Cullata dal tichettio dei ferri, Anin abbracciava coi piccoli occhi stanchi il profilo e l’armonia delle cose che amava: le bonarie pareti brune, le tede d’ottone a tre becchi appese alla caminiera, il ramo di lauro sull’architrave, la rocca e l’arcolaio in un canto, in memoria della massaia morta. L’uscio a vetri, aperto sulla ringhiera, raccoglieva nel vano una visione di pace infinita, un mare di verde in tre toni: ricco e lucido dei castagni, giallognolo dei noci, grigio delle betulle: giù giù digradante a onde, fin che terra e cielo andavan sommersi in una nebbiolina bluastra.
— Giorno di bucato, domani — pensava, più con l’istinto che col cervello. — Alzarsi alle quattro.... numerar la biancheria.... il sapone alle donne.... ma dov’era, dov’era il sapone?... Ouf, che caldo, che peso!... dov’era il sapone?...
Ma il fragile filo si spezzò nella sua testa: le mani le caddero, contraendosi, in grembo: la faccia illividita e contorta le si ripiegò sulla spalla sinistra. Rimase così, impietrita in una tragica bruttezza, che la maestà della morte rendeva solenne.

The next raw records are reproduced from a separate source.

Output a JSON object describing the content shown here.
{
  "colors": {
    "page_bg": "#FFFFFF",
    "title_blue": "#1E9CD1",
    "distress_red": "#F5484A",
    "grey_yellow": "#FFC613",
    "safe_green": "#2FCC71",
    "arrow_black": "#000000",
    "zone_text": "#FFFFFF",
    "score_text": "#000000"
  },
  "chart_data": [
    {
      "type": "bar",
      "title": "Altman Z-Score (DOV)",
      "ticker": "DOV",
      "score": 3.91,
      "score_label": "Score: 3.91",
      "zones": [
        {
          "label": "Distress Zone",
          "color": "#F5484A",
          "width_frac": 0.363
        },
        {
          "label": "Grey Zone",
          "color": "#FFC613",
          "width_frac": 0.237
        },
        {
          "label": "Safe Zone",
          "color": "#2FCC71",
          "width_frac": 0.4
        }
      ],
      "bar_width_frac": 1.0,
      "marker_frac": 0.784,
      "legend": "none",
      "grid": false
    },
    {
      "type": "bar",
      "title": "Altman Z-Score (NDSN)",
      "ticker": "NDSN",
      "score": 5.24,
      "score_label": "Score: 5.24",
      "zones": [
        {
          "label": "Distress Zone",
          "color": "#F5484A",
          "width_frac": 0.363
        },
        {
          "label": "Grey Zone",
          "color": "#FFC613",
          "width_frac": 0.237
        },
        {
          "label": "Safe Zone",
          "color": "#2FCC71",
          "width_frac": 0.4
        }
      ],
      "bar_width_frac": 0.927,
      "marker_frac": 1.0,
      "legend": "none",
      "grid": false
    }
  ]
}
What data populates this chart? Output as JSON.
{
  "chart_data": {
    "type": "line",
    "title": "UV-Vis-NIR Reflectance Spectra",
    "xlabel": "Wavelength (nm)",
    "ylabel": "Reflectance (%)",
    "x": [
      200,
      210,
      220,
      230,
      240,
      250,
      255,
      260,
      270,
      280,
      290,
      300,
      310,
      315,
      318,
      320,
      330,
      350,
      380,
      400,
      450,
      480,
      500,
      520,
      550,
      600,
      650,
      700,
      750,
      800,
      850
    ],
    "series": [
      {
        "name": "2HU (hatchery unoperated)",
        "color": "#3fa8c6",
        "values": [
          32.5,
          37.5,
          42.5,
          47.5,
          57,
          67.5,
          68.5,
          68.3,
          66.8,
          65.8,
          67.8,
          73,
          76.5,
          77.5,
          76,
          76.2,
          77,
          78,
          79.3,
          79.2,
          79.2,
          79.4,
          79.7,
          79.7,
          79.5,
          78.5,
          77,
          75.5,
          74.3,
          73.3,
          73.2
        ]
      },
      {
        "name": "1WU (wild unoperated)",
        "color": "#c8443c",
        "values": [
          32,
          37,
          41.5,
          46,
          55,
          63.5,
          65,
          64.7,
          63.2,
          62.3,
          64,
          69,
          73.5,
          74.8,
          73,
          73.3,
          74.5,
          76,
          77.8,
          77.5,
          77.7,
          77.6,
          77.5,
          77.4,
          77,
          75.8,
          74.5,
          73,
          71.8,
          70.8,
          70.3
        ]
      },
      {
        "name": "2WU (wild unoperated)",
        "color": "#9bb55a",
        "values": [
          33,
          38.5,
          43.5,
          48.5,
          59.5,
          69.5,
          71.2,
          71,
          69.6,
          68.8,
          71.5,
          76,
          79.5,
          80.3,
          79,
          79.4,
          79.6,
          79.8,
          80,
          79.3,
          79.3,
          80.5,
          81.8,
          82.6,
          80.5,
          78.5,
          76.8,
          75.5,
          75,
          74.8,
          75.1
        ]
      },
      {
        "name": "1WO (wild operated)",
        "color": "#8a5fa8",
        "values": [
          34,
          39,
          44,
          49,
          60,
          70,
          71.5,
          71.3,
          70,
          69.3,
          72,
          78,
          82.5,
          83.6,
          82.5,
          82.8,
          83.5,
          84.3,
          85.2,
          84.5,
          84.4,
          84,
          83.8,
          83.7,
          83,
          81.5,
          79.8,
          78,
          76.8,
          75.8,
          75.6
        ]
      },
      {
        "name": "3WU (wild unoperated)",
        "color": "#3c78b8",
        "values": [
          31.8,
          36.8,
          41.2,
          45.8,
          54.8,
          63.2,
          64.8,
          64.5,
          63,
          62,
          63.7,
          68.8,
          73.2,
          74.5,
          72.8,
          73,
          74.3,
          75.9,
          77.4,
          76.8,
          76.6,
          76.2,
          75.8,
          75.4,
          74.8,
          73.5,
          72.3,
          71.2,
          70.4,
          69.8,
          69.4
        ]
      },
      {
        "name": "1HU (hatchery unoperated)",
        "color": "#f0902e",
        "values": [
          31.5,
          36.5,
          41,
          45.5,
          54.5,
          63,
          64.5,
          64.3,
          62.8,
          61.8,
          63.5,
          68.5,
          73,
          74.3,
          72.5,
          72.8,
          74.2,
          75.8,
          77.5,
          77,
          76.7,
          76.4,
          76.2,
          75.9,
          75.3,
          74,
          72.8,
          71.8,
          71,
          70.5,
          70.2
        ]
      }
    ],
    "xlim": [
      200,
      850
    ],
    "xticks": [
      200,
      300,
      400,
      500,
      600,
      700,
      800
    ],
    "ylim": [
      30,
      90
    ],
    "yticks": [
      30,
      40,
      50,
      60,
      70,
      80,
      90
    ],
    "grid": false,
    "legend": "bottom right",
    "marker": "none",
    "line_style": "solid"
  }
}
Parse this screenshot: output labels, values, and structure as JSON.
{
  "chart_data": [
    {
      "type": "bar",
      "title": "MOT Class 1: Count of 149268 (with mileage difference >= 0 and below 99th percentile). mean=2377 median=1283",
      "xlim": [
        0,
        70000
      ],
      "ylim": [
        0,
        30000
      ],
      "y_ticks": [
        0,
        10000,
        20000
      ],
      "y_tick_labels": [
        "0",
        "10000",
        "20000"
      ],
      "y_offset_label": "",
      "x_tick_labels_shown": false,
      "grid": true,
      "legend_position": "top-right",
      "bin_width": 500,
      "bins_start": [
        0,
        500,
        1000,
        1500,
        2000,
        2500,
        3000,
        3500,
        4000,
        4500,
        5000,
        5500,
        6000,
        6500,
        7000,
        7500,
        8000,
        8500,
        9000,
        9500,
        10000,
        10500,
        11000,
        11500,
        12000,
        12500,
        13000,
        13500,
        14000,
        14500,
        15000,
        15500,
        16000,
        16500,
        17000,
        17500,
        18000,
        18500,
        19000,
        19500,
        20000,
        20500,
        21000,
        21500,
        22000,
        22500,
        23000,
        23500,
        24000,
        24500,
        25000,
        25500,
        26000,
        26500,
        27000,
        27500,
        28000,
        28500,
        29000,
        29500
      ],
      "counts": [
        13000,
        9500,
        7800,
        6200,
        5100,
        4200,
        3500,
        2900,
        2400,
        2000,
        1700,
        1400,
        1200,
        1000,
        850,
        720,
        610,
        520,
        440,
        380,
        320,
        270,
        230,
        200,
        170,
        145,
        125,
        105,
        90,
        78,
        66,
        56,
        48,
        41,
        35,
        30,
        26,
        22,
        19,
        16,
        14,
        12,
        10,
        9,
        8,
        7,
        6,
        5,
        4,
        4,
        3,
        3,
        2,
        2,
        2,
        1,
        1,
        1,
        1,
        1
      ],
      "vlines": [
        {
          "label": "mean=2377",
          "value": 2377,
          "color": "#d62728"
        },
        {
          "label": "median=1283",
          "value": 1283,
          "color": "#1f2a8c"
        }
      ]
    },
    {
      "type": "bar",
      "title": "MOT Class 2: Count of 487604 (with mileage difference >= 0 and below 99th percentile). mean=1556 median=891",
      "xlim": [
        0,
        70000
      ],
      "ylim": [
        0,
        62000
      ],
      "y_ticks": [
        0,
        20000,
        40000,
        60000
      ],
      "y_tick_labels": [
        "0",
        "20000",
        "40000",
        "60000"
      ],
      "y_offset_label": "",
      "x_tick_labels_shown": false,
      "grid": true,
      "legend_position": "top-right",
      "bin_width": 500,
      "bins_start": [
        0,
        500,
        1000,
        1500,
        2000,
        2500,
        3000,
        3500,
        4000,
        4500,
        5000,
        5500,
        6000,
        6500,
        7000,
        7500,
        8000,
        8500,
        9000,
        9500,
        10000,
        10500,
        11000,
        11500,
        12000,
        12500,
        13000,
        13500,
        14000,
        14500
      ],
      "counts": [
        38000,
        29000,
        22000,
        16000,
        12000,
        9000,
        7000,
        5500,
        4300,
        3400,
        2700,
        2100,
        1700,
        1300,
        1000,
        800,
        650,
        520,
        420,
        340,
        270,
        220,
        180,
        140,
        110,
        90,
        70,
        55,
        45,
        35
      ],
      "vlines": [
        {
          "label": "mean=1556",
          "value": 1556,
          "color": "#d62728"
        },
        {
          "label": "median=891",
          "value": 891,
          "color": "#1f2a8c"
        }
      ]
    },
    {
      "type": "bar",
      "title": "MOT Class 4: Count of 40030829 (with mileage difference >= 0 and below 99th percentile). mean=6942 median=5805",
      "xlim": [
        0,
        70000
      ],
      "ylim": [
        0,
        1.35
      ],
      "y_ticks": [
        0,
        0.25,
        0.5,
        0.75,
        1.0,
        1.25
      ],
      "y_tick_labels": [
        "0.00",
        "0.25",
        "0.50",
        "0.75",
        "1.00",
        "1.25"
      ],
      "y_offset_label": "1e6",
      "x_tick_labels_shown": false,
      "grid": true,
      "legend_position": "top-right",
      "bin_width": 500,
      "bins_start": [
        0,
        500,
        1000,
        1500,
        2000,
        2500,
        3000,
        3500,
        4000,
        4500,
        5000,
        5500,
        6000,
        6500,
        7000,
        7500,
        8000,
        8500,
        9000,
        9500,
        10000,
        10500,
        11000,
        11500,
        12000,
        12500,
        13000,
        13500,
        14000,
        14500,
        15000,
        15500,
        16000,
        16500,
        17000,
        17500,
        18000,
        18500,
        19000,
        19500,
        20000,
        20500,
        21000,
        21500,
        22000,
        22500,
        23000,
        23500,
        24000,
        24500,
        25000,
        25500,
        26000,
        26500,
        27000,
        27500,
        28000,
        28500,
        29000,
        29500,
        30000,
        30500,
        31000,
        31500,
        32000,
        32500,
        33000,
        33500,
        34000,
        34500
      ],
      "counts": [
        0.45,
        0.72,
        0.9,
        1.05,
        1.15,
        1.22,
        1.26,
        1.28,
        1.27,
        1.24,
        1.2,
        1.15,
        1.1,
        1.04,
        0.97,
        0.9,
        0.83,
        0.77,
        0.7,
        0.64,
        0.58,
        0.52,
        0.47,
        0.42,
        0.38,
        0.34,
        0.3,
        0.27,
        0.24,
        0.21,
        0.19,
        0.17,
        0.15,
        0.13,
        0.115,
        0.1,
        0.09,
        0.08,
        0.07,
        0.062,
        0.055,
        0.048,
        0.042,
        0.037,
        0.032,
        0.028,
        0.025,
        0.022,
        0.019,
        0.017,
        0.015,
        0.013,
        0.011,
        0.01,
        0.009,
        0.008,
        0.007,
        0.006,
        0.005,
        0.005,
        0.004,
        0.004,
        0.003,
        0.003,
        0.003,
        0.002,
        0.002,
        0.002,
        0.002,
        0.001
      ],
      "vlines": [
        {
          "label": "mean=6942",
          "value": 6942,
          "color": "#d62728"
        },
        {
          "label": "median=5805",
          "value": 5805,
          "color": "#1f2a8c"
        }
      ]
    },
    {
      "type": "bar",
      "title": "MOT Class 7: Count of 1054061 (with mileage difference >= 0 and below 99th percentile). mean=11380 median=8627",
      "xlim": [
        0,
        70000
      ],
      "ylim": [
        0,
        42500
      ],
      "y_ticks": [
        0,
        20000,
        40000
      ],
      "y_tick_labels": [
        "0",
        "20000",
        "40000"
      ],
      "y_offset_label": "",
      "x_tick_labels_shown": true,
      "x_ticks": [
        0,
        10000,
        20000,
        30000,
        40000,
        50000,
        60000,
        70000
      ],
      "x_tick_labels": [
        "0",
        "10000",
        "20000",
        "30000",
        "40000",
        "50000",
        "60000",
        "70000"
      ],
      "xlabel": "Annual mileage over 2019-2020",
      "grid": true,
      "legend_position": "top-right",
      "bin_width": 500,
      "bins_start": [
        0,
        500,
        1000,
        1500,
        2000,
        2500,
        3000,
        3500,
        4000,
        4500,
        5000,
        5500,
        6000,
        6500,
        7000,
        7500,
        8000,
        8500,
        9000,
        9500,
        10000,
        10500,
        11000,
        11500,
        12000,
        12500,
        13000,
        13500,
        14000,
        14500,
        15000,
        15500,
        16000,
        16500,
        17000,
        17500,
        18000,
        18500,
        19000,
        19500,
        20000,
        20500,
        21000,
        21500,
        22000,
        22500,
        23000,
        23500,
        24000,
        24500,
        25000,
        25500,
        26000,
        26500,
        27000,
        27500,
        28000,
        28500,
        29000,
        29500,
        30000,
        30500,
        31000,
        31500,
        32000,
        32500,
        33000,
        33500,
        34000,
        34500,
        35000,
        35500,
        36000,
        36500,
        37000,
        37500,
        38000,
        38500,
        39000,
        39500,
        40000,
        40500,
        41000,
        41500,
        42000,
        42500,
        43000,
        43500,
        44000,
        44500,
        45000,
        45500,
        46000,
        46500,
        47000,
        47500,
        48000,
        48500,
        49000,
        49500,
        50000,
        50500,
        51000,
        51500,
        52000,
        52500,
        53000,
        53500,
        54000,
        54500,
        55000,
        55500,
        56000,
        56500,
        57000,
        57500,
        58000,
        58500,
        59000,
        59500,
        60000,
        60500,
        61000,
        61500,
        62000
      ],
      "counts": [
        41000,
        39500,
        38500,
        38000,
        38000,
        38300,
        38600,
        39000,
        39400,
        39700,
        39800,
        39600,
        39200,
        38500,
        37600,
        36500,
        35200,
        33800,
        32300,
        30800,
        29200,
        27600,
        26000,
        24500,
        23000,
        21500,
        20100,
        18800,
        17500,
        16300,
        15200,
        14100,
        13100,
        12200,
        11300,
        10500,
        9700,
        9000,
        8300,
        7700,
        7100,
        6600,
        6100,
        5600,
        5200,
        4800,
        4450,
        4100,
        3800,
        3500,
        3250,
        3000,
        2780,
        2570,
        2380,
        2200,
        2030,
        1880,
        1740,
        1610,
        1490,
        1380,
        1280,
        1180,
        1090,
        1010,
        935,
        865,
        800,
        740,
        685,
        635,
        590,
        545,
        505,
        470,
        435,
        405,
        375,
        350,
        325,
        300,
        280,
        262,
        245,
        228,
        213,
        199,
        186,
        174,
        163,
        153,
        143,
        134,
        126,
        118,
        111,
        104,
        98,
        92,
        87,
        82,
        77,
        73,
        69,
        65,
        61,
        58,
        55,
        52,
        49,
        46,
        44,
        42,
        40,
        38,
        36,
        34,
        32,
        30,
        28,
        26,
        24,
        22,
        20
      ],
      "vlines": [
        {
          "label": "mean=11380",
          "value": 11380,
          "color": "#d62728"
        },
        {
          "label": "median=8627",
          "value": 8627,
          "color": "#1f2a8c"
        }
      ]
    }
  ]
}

Si spense, in lei, l’ultima serva degna di questo nome. Anzi, finì con lei l’appellativo serva nel suo significato più bello, più umano, di sommissione volontaria, di vigile serenità, di oscuro ma necessario lavoro compiuto con l’ardore d’una vocazione, con la gioia organica di chi si trova in perfetta armonia col proprio destino.
La cassapanca sulla quale s’irrigidì nell’estremo sonno reca ancora la sua ombra, invisibile ma presente: genio tutelare di semplici cose e di semplici affetti che nessuno comprende più.
Sulla sua fossa, nel tranquillo cimitero di montagna, non cresce che erba; ma Anin ne è contenta; poichè ella pure fu in vita sua come l’erba, curva sotto il passo altrui, ma sempre rinnovata di generosi succhi: non chiedendo per sè che il sole e la pioggia, non esistendo che per far di sè un’instancabile offerta di refrigerio, di freschezza, di riposo.